With the US operating under significant budget deficits for many years the Government has relied on new debt to pay off interest on old debt, but once new debt stops or slows down the risk of default increases drastically.
A sovereign issuer of a fiat currency cannot involuntarily default on any obligation denominated in the currency it can create at will. Only some extremely stupid action from Congress, such as failure to understand the way our government funds itself and what deficits represent (not raising the debt ceiling) could cause such a situation.
I'm not even sure such action could pass the test of the SCOTUS in determining the role our government plays in the economy and the mandate Congress has in our Constitution to provide currency for "the common welfare". Rest assured that those who aren't terminally stupid at the helm of our "real" economy will never let such absurdity happen because some elected yokels believe their own BS.

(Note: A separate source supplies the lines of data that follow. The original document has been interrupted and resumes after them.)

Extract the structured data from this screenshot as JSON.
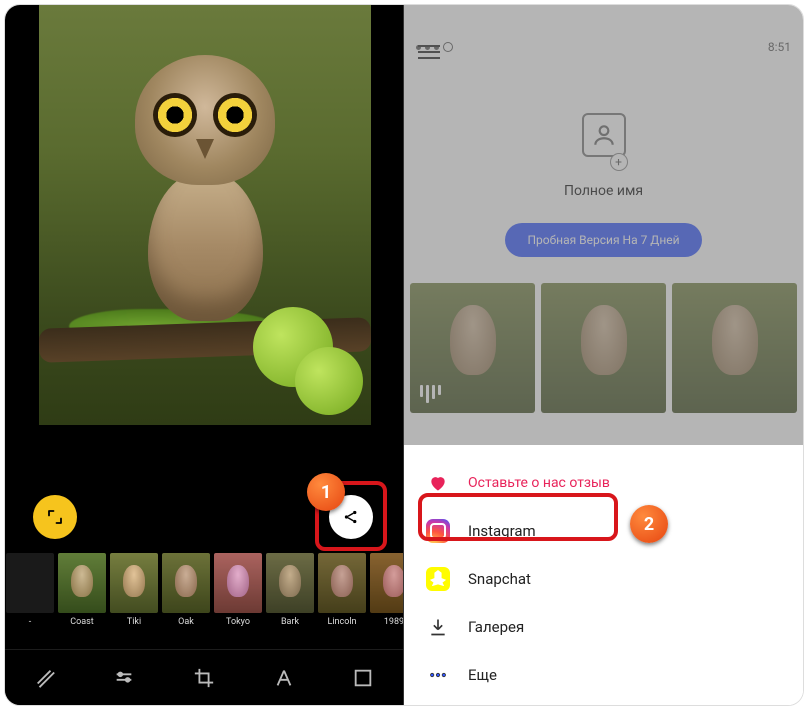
{
  "statusbar": {
    "time": "8:51"
  },
  "left": {
    "filters": [
      {
        "id": "none",
        "label": "-"
      },
      {
        "id": "coast",
        "label": "Coast"
      },
      {
        "id": "tiki",
        "label": "Tiki"
      },
      {
        "id": "oak",
        "label": "Oak"
      },
      {
        "id": "tokyo",
        "label": "Tokyo"
      },
      {
        "id": "bark",
        "label": "Bark"
      },
      {
        "id": "lincoln",
        "label": "Lincoln"
      },
      {
        "id": "1989",
        "label": "1989"
      }
    ],
    "annotations": {
      "step1": "1"
    }
  },
  "right": {
    "profile": {
      "name_placeholder": "Полное имя",
      "trial_button": "Пробная Версия На 7 Дней"
    },
    "share_sheet": {
      "review": "Оставьте о нас отзыв",
      "instagram": "Instagram",
      "snapchat": "Snapchat",
      "gallery": "Галерея",
      "more": "Еще"
    },
    "annotations": {
      "step2": "2"
    }
  }
}
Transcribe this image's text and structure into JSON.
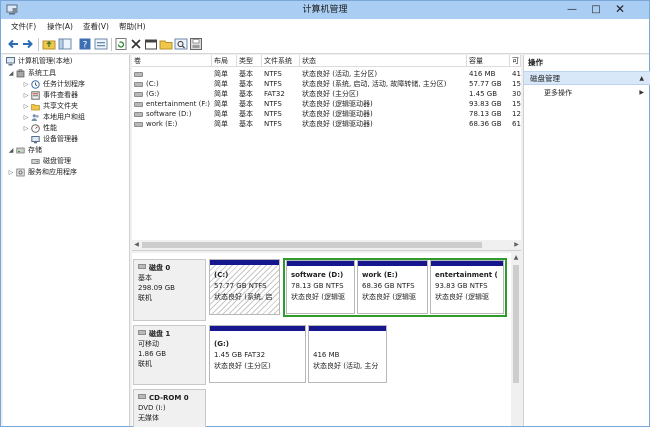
{
  "window": {
    "title": "计算机管理",
    "controls": {
      "minimize": "—",
      "maximize": "□",
      "close": "✕"
    }
  },
  "menubar": {
    "items": [
      "文件(F)",
      "操作(A)",
      "查看(V)",
      "帮助(H)"
    ]
  },
  "toolbar": {
    "icons": [
      "back-icon",
      "forward-icon",
      "up-folder-icon",
      "show-tree-icon",
      "help-icon",
      "properties-icon",
      "refresh-icon",
      "delete-icon",
      "properties-sheet-icon",
      "open-folder-icon",
      "search-icon",
      "disk-icon"
    ]
  },
  "tree": {
    "root": "计算机管理(本地)",
    "groups": [
      {
        "label": "系统工具",
        "children": [
          "任务计划程序",
          "事件查看器",
          "共享文件夹",
          "本地用户和组",
          "性能",
          "设备管理器"
        ]
      },
      {
        "label": "存储",
        "children": [
          "磁盘管理"
        ]
      },
      {
        "label": "服务和应用程序",
        "children": []
      }
    ]
  },
  "volumes": {
    "columns": [
      "卷",
      "布局",
      "类型",
      "文件系统",
      "状态",
      "容量",
      "可"
    ],
    "rows": [
      {
        "volume": "",
        "layout": "简单",
        "type": "基本",
        "fs": "NTFS",
        "status": "状态良好 (活动, 主分区)",
        "capacity": "416 MB",
        "free": "41"
      },
      {
        "volume": "(C:)",
        "layout": "简单",
        "type": "基本",
        "fs": "NTFS",
        "status": "状态良好 (系统, 启动, 活动, 故障转储, 主分区)",
        "capacity": "57.77 GB",
        "free": "15"
      },
      {
        "volume": "(G:)",
        "layout": "简单",
        "type": "基本",
        "fs": "FAT32",
        "status": "状态良好 (主分区)",
        "capacity": "1.45 GB",
        "free": "30"
      },
      {
        "volume": "entertainment (F:)",
        "layout": "简单",
        "type": "基本",
        "fs": "NTFS",
        "status": "状态良好 (逻辑驱动器)",
        "capacity": "93.83 GB",
        "free": "15"
      },
      {
        "volume": "software (D:)",
        "layout": "简单",
        "type": "基本",
        "fs": "NTFS",
        "status": "状态良好 (逻辑驱动器)",
        "capacity": "78.13 GB",
        "free": "12"
      },
      {
        "volume": "work (E:)",
        "layout": "简单",
        "type": "基本",
        "fs": "NTFS",
        "status": "状态良好 (逻辑驱动器)",
        "capacity": "68.36 GB",
        "free": "61"
      }
    ]
  },
  "disks": [
    {
      "name": "磁盘 0",
      "info": [
        "基本",
        "298.09 GB",
        "联机"
      ],
      "partitions": [
        {
          "title": "(C:)",
          "size": "57.77 GB NTFS",
          "status": "状态良好 (系统, 启"
        },
        {
          "title": "software  (D:)",
          "size": "78.13 GB NTFS",
          "status": "状态良好 (逻辑驱"
        },
        {
          "title": "work  (E:)",
          "size": "68.36 GB NTFS",
          "status": "状态良好 (逻辑驱"
        },
        {
          "title": "entertainment  (",
          "size": "93.83 GB NTFS",
          "status": "状态良好 (逻辑驱"
        }
      ]
    },
    {
      "name": "磁盘 1",
      "info": [
        "可移动",
        "1.86 GB",
        "联机"
      ],
      "partitions": [
        {
          "title": "(G:)",
          "size": "1.45 GB FAT32",
          "status": "状态良好 (主分区)"
        },
        {
          "title": "",
          "size": "416 MB",
          "status": "状态良好 (活动, 主分"
        }
      ]
    },
    {
      "name": "CD-ROM 0",
      "info": [
        "DVD (I:)",
        "",
        "无媒体"
      ],
      "partitions": []
    }
  ],
  "actions": {
    "header": "操作",
    "section": "磁盘管理",
    "items": [
      "更多操作"
    ]
  },
  "colors": {
    "titlebar": "#a9cdf3",
    "partition_bar": "#16168f",
    "extended_border": "#2f9b2f",
    "action_section": "#d9e8f9"
  }
}
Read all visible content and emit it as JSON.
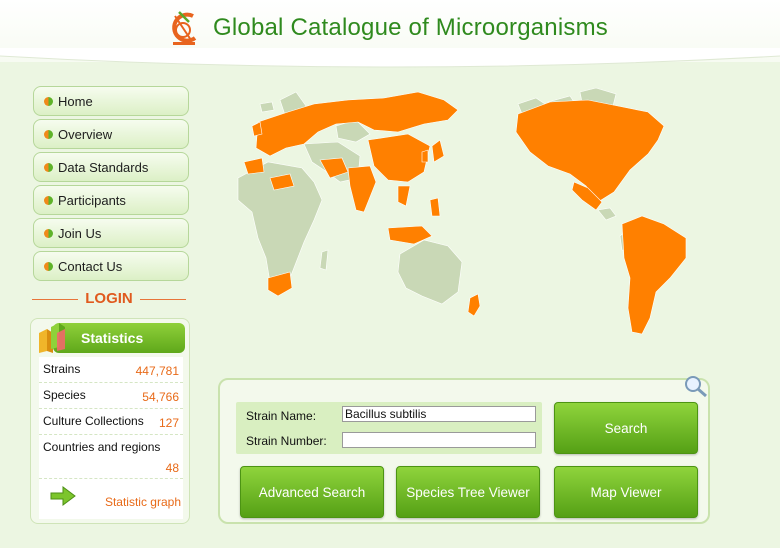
{
  "header": {
    "title": "Global Catalogue of Microorganisms"
  },
  "nav": {
    "items": [
      {
        "label": "Home"
      },
      {
        "label": "Overview"
      },
      {
        "label": "Data Standards"
      },
      {
        "label": "Participants"
      },
      {
        "label": "Join Us"
      },
      {
        "label": "Contact Us"
      }
    ]
  },
  "login": {
    "label": "LOGIN"
  },
  "statistics": {
    "title": "Statistics",
    "rows": [
      {
        "label": "Strains",
        "value": "447,781"
      },
      {
        "label": "Species",
        "value": "54,766"
      },
      {
        "label": "Culture Collections",
        "value": "127"
      },
      {
        "label": "Countries and regions",
        "value": "48"
      }
    ],
    "graph_label": "Statistic graph"
  },
  "search": {
    "strain_name_label": "Strain Name:",
    "strain_name_value": "Bacillus subtilis",
    "strain_number_label": "Strain Number:",
    "strain_number_value": "",
    "search_button": "Search",
    "advanced_search_button": "Advanced  Search",
    "species_tree_button": "Species Tree Viewer",
    "map_viewer_button": "Map Viewer"
  },
  "colors": {
    "brand_green": "#2f8a1e",
    "accent_orange": "#e86a18",
    "participant_country": "#ff8000",
    "other_country": "#c9d8b6"
  }
}
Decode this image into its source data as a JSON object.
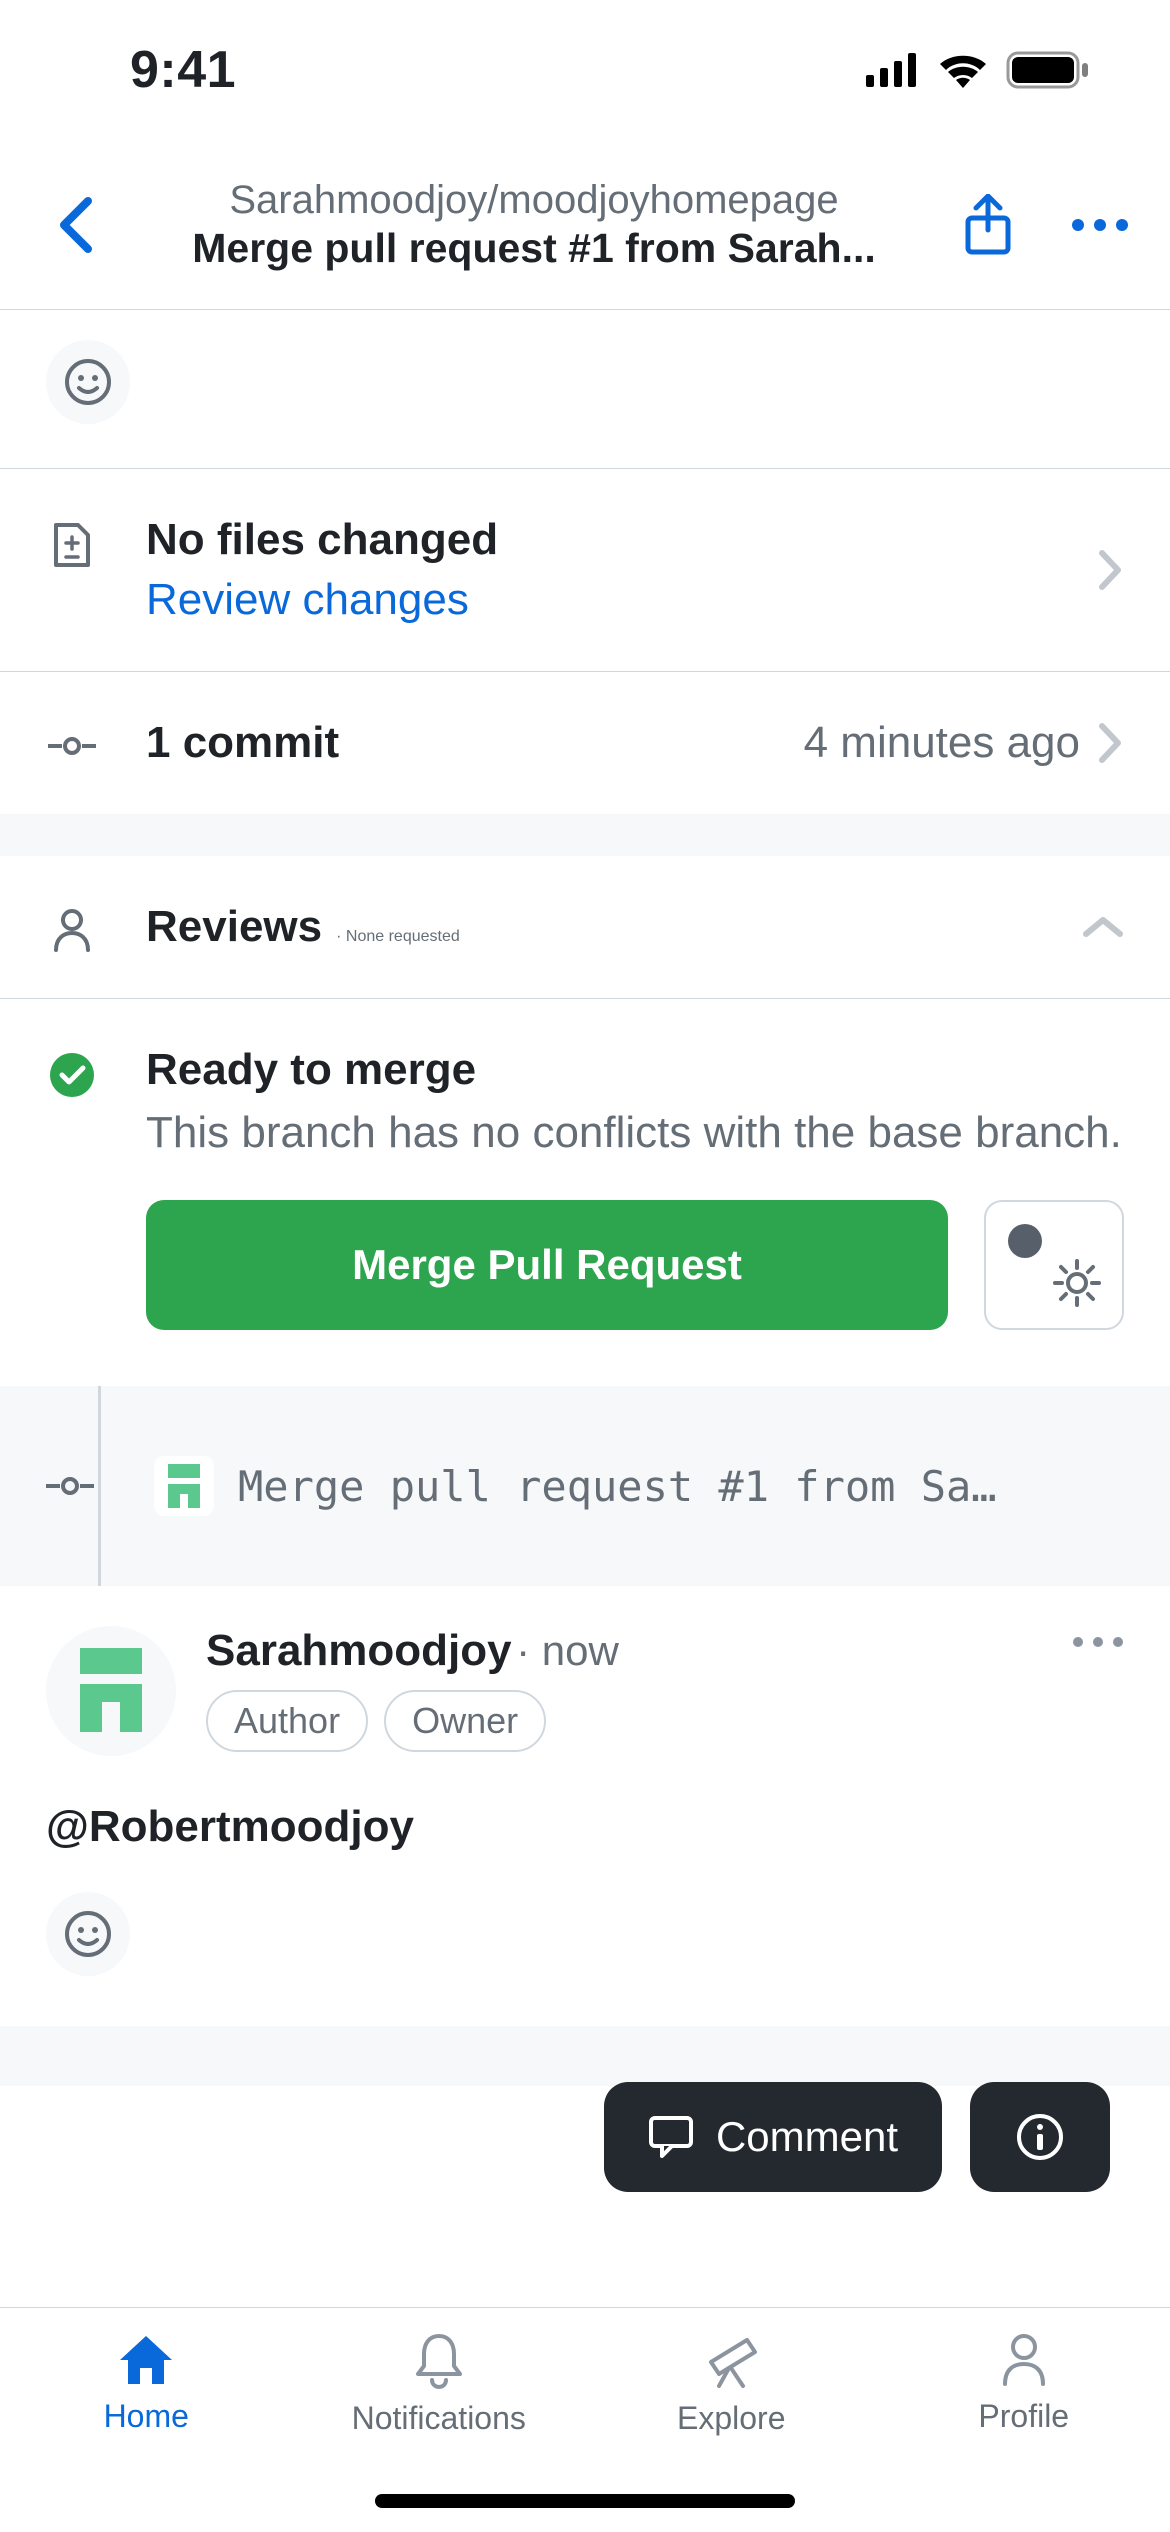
{
  "status_bar": {
    "time": "9:41"
  },
  "nav": {
    "repo": "Sarahmoodjoy/moodjoyhomepage",
    "title": "Merge pull request #1 from Sarah..."
  },
  "files": {
    "title": "No files changed",
    "review_link": "Review changes"
  },
  "commits": {
    "count_label": "1 commit",
    "time_ago": "4 minutes ago"
  },
  "reviews": {
    "label": "Reviews",
    "status": "None requested"
  },
  "merge": {
    "title": "Ready to merge",
    "subtitle": "This branch has no conflicts with the base branch.",
    "button": "Merge Pull Request"
  },
  "commit_strip": {
    "message": "Merge pull request #1 from Sa…"
  },
  "comment": {
    "author": "Sarahmoodjoy",
    "time": "now",
    "badges": [
      "Author",
      "Owner"
    ],
    "body": "@Robertmoodjoy"
  },
  "floating": {
    "comment_label": "Comment"
  },
  "tabs": {
    "home": "Home",
    "notifications": "Notifications",
    "explore": "Explore",
    "profile": "Profile"
  },
  "colors": {
    "accent": "#0969da",
    "success": "#2da44e"
  }
}
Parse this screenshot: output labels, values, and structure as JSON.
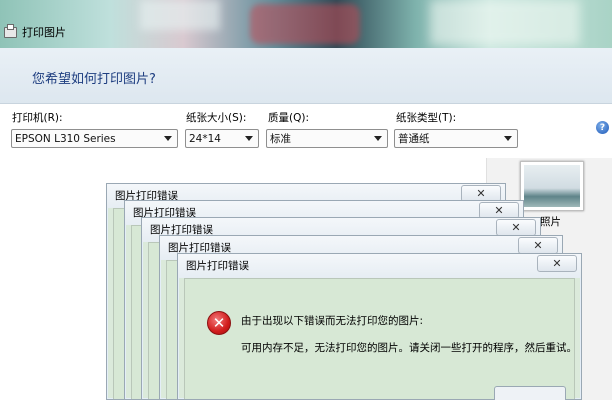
{
  "window": {
    "title": "打印图片",
    "icon": "printer-icon"
  },
  "header": {
    "question": "您希望如何打印图片?"
  },
  "fields": {
    "printer": {
      "label": "打印机(R):",
      "value": "EPSON L310 Series"
    },
    "paper_size": {
      "label": "纸张大小(S):",
      "value": "24*14"
    },
    "quality": {
      "label": "质量(Q):",
      "value": "标准"
    },
    "paper_type": {
      "label": "纸张类型(T):",
      "value": "普通纸"
    }
  },
  "help": {
    "icon": "help-icon",
    "glyph": "?"
  },
  "thumbnail": {
    "label": "照片"
  },
  "error_windows": [
    {
      "caption": "图片打印错误",
      "close": "✕"
    },
    {
      "caption": "图片打印错误",
      "close": "✕"
    },
    {
      "caption": "图片打印错误",
      "close": "✕"
    },
    {
      "caption": "图片打印错误",
      "close": "✕"
    },
    {
      "caption": "图片打印错误",
      "close": "✕"
    }
  ],
  "error": {
    "icon": "error-icon",
    "title": "由于出现以下错误而无法打印您的图片:",
    "message": "可用内存不足，无法打印您的图片。请关闭一些打开的程序，然后重试。"
  },
  "colors": {
    "dialog_green": "#d7e8d5",
    "header_blue": "#1e3e80",
    "error_red": "#d11c1c"
  }
}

there is an increasing pressure for foreign countries to decrease their exposure to U.S. debt as the American economic system begins to unravel, China the third largest holder of U.S. Treasuries has begun to decrease exposure (Figure 3.1) and Russia has drastically sold off U.S. government debt between March and May of 2018 selling %84 of its total U.S. debt holdings.
Any "unraveling" currently is caused by our complete failure to invest in our future productivity in deference to the existing status quo special interests, not the amount of currency we have in our mostly dysfunctional and wildly misdistributed economy.
China and Russia are the current scapegoats of politicians and are very likely to be damaged by our propensity to sanction anything that doesn't support our global capitalists/imperialists. Their holdings represent real resources that they invested and it's difficult to fault them for not wanting to be deeper in our clutches.
To keep it short and simple the U.S. has operated at artificially low interest rates and massive budget deficits for decades but now the system which relied on new money to service its debt burdens is collapsing.
What makes a particular rate of interest "artificial"? I know economists who believe that should apply to any above zero and that we should institute a zero interest on reserve policy in place of Treasury bonds. This would force Congress to use taxation to mop up excess reserves in the system, which would incentivize reinvestment instead of relying on capital gains to offset inflation.
It would also require a higher level of econ literacy and far less corruption in Congress, which might be its primary drawback. As long as policy makers view the federal budget deficit as if it were their own kitchen table checkbook balancing we're pretty much screwed. Economic advisors who aren't aware of the fact that federal deficits are the only payment for the real resources and labor the government demands from the private sector and the only net source of monetary assets that can net retire private sector debt or be net saved don't help the cause.